Hi, everyone, I encountered a very simple but weird BUG!
import torch
m = torch.load(f'./gate_linear.pt',map_location='cpu')
print(m)
#Linear(in_features=1024, out_features=2816, bias=False)
x1 = torch.load(f'./x1.pt',map_location='cpu')
x2 = torch.load(f'./x2.pt',map_location='cpu')
print(x1.size(),x2.size())
#torch.Size([1, 128, 1024]) torch.Size([1, 129, 1024])
print(torch.equal(x1,x2[:,:-1,:]))
#True
o1 = m(x1)
o2 = m(x2)
print(torch.equal(
o1,
o2[:,:-1,:]
))
#False
the code is simple enough, as the True
result of torch.equal
suggest, input x1, x2[:,:-1,:]
should be same.
why it become different after a simple Linear model?

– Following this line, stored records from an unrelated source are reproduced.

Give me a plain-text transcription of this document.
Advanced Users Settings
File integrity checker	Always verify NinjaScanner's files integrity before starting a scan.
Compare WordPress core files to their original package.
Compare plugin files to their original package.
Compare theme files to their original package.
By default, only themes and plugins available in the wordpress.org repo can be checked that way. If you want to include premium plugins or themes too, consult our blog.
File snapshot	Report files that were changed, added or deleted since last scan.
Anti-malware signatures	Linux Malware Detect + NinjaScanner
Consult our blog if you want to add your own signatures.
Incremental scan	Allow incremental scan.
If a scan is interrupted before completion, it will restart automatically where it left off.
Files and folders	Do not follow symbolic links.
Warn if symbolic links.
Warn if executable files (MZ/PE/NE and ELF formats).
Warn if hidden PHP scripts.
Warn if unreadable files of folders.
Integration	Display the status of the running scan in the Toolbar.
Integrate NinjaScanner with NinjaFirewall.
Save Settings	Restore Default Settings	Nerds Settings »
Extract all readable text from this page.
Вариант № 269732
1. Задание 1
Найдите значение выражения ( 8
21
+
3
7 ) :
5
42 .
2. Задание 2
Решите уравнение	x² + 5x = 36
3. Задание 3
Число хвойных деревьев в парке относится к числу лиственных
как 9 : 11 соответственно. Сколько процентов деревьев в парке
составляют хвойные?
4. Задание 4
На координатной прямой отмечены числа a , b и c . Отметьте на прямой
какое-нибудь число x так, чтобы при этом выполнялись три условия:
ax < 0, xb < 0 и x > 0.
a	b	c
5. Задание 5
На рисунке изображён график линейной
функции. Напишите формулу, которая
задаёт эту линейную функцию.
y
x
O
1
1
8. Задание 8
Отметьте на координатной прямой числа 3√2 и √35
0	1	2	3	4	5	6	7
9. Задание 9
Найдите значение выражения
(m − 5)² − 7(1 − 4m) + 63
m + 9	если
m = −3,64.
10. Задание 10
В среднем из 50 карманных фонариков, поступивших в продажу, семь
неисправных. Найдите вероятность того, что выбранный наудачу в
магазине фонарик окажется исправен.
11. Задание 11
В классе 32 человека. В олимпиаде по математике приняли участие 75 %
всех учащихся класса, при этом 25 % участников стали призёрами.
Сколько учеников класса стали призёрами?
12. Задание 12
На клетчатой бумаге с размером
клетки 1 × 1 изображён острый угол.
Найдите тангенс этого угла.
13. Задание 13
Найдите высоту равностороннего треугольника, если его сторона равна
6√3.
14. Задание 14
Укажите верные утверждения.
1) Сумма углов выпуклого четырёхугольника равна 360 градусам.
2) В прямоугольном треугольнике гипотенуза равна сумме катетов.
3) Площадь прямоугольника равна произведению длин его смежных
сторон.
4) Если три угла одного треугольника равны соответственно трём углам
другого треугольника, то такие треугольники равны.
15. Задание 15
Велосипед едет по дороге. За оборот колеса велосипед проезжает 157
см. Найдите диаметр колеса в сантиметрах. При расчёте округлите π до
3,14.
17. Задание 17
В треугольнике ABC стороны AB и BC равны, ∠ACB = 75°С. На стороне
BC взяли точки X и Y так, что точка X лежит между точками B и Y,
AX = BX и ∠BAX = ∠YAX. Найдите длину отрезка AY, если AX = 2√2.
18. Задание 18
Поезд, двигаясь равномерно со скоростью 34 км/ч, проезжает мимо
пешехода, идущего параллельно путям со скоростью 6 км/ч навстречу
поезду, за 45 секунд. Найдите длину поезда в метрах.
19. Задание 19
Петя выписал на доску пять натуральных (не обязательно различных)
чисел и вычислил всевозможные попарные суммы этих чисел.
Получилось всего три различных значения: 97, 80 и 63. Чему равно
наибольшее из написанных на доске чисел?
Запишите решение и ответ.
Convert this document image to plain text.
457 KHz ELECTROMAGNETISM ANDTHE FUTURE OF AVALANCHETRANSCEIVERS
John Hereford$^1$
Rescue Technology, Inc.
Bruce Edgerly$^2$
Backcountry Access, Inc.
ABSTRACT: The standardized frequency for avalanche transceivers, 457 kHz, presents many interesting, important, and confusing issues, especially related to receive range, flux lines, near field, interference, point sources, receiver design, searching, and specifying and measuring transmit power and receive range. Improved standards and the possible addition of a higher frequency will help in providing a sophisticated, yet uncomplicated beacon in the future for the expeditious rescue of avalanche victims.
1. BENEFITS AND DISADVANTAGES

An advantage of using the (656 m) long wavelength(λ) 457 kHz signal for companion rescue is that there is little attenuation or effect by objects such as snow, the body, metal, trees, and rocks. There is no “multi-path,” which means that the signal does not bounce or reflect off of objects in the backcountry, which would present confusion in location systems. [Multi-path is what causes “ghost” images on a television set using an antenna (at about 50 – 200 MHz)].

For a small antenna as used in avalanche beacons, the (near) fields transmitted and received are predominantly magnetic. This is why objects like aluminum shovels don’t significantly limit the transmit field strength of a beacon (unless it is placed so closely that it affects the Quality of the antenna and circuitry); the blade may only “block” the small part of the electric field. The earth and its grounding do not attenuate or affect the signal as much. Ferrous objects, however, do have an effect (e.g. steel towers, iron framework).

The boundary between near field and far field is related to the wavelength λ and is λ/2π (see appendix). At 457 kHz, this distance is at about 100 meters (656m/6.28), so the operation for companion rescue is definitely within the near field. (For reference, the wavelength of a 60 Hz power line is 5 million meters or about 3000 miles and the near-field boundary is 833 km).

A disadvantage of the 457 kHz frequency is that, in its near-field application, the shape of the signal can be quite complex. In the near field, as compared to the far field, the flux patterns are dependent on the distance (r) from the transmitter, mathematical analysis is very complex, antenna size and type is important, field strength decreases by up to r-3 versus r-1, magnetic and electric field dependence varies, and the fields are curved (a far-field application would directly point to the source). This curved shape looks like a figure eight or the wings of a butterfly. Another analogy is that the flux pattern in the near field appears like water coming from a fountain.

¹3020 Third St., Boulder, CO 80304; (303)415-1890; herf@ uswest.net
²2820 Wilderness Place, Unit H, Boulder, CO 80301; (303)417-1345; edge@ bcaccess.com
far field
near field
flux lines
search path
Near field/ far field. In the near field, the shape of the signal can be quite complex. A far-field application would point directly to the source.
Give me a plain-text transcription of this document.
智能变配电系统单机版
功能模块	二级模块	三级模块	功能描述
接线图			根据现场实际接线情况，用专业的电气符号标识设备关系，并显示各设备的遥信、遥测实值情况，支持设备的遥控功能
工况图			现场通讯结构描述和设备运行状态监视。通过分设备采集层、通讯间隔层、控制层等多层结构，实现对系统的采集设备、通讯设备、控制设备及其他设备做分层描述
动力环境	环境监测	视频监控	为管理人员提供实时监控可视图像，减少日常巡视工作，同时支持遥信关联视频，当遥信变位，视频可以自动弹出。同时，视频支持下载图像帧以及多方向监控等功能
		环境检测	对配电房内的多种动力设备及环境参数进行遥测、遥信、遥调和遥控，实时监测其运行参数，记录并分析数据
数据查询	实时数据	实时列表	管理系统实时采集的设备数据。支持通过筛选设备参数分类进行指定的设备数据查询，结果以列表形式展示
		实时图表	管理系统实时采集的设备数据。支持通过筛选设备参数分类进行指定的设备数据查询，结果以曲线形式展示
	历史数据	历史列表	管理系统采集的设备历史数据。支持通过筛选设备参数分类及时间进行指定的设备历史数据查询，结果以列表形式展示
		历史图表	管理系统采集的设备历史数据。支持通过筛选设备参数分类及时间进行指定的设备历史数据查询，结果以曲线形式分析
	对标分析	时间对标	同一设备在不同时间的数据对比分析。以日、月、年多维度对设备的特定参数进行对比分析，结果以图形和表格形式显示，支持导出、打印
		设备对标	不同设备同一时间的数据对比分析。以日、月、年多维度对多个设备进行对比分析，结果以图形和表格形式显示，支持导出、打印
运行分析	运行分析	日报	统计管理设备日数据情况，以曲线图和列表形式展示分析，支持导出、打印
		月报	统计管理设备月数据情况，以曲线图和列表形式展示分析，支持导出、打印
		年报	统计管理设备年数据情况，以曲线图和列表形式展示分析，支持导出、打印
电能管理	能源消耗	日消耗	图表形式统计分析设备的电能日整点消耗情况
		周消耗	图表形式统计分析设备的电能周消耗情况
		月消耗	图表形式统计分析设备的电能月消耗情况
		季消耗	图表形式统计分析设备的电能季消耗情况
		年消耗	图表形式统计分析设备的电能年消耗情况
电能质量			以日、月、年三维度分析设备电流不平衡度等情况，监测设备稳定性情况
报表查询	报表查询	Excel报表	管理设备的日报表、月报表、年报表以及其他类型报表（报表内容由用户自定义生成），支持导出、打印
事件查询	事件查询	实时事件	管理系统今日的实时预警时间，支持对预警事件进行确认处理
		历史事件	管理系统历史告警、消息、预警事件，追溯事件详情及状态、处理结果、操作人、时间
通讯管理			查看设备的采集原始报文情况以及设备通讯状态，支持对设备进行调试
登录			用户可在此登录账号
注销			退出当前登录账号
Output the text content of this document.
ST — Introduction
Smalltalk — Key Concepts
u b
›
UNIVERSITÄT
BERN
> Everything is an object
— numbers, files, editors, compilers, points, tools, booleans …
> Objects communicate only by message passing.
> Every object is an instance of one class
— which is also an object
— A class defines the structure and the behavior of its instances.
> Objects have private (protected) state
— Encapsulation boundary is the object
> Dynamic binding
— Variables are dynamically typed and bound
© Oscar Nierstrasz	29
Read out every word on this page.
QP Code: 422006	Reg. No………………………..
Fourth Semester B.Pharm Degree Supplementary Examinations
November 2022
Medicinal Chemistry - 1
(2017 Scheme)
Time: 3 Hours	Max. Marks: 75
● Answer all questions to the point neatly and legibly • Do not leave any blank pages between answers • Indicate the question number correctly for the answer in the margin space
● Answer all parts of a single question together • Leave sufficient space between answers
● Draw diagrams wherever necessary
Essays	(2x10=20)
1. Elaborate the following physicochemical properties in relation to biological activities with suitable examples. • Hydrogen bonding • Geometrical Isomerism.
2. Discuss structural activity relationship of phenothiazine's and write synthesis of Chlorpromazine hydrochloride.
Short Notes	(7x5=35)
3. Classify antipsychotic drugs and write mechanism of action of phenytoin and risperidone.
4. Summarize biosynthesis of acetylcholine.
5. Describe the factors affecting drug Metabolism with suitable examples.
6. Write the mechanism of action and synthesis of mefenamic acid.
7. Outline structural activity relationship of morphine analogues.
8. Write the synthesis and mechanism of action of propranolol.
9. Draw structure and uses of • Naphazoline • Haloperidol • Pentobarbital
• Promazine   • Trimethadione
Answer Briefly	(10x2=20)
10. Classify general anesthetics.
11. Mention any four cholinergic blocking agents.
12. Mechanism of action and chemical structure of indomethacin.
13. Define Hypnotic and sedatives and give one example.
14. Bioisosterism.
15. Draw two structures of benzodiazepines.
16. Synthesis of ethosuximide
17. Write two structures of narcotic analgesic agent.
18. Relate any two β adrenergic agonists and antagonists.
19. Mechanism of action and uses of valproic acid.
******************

I upload my pt files (about 4M size) to reproduce the result, google drive
any thoughts? thank you guys
@ptrblck could u help me with this? thank u 
minimal reproducible code …
import torch
torch.set_printoptions(precision=8)
x = torch.tensor([[[ 0.0451, -0.8093],
[-0.3275, -0.5304]]]
)
x1 = x[:,:-1,:]
x2 = x
w = torch.tensor( [[ 0.29, 0.05],
[-0.11, -0.29],
[ 0.05, 0.29],
[-0.03, -0.05]], requires_grad=True)
w = w.transpose(0,1)
print(x.size(),x.dtype)
print(w.size(),w.dtype)
#torch.Size([1, 2, 2]) torch.float32
#torch.Size([2, 4]) torch.float32
o1 = torch.matmul(x1,w)
o2 = torch.matmul(x2,w)
print(o1)
print(o2)
# tensor([[[-0.02738600, 0.22973600, -0.23244201, 0.03911200],
# [-0.12149499, 0.18984099, -0.17019099, 0.03634500]]],
# grad_fn=<UnsafeViewBackward0>)
print(torch.equal(o1,o2[:,:-1,:]))
#False
seems like a loss of precision?
Different algorithms can be used for different input and weight shapes and bitwise-identical outputs are not guaranteed. Neither of these results is more accurate and should show a similar error to a wider dtype.